Esta es la razón por la que la Monarquía tiene una posición tan frágil en nuestro sistema político, como la reacción de pánico ante la abdicación del Rey ha puesto de manifiesto. Un órgano constitucional que no dispone de una legitimación democrática inequívoca está permanentemente amenazado de extinción. Y a una magistratura hereditaria, a estas alturas de la historia, la legitimación democrática solo puede proporcionársela un referéndum. La Transición como instancia legitimadora ha tenido una vigencia de 40 años, que no son pocos. Ya no da más de sí.»
Estoy de acuerdo con casi todo lo que dice. Pero no estoy de acuerdo con la afirmación de que la Transición ya no da más de sí. La Transición sigue viva y dará mucho más de sí porque está basada en el espíritu de diálogo, de consenso y de paz entre los españoles que tanta falta nos hizo durante siglos.
Nunca olvidaré el proyecto fabuloso del presidente Aldolfo Suárez cuando tenía que dar agua y, a la vez, cambiar las cañerías del Estado. Se resumía en esta frase, ya histórica: «De la Ley a la Ley, pasando por la Ley».

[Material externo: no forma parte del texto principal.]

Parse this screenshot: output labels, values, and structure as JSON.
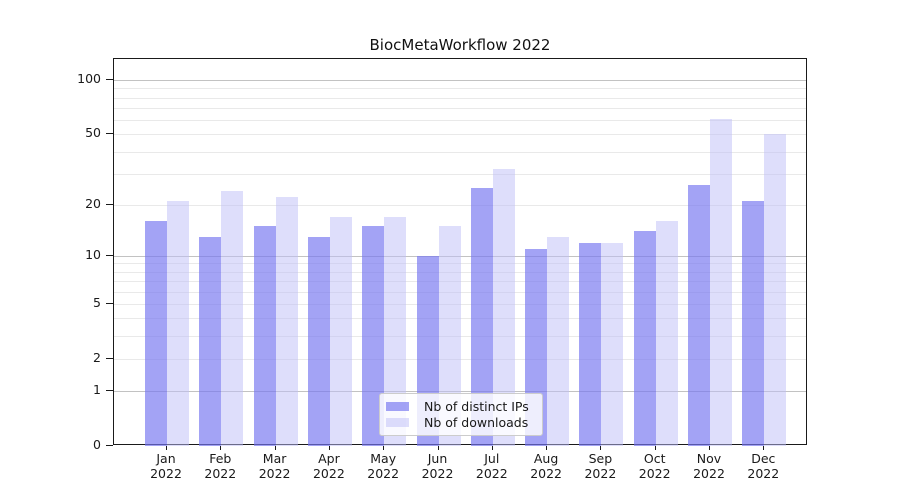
{
  "chart_data": {
    "type": "bar",
    "title": "BiocMetaWorkflow 2022",
    "year": "2022",
    "categories": [
      "Jan",
      "Feb",
      "Mar",
      "Apr",
      "May",
      "Jun",
      "Jul",
      "Aug",
      "Sep",
      "Oct",
      "Nov",
      "Dec"
    ],
    "series": [
      {
        "name": "Nb of distinct IPs",
        "color": "rgba(118,118,240,0.67)",
        "values": [
          16,
          13,
          15,
          13,
          15,
          10,
          25,
          11,
          12,
          14,
          26,
          21
        ]
      },
      {
        "name": "Nb of downloads",
        "color": "rgba(190,190,247,0.5)",
        "values": [
          21,
          24,
          22,
          17,
          17,
          15,
          32,
          13,
          12,
          16,
          61,
          50
        ]
      }
    ],
    "yscale": "log1p",
    "ylim": [
      0,
      130
    ],
    "yticks": [
      100,
      50,
      20,
      10,
      5,
      2,
      1,
      0
    ],
    "grid": {
      "major": [
        1,
        10,
        100
      ],
      "minor": [
        2,
        3,
        4,
        5,
        6,
        7,
        8,
        9,
        20,
        30,
        40,
        50,
        60,
        70,
        80,
        90
      ]
    },
    "legend_position": "lower center",
    "legend_labels": [
      "Nb of distinct IPs",
      "Nb of downloads"
    ]
  }
}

Y que no nos diga el futuro rey Felipe VI que no tiene poderes para ello. Josep M. Colomer lo deja bien claro en su artículo «Como Italia», publicado en El Pais:
«De acuerdo con la Constitución española, el jefe del Estado puede destituir al jefe del Gobierno, disolver el Parlamento, convocar elecciones, nombrar un nuevo presidente del Gobierno, así como a los ministros que este proponga, presidir personalmente las reuniones del Consejo de Ministros, expedir los decretos gubernamentales, promulgar las leyes y, de acuerdo con el jefe del Gobierno nombrado por él, convocar referéndums sobre decisiones políticas de especial importancia. Se espera en general que el jefe del Estado use estas capacidades de acuerdo con los resultados electorales. Pero en una situación de emergencia —como sin duda es la española—, los poderes del jefe del Estado están para usarlos —como en el caso italiano— de acuerdo con la letra del texto legal.»
Así, legalmente, con ese mismo espíritu de la Transición, vendrá la Tercera República si el próximo Rey no espabila y no acierta al propiciar las reformas que su reino (el actual reino de la impunidad) necesita con urgencia.
Aunque soy republicano, no me importaría que acertara.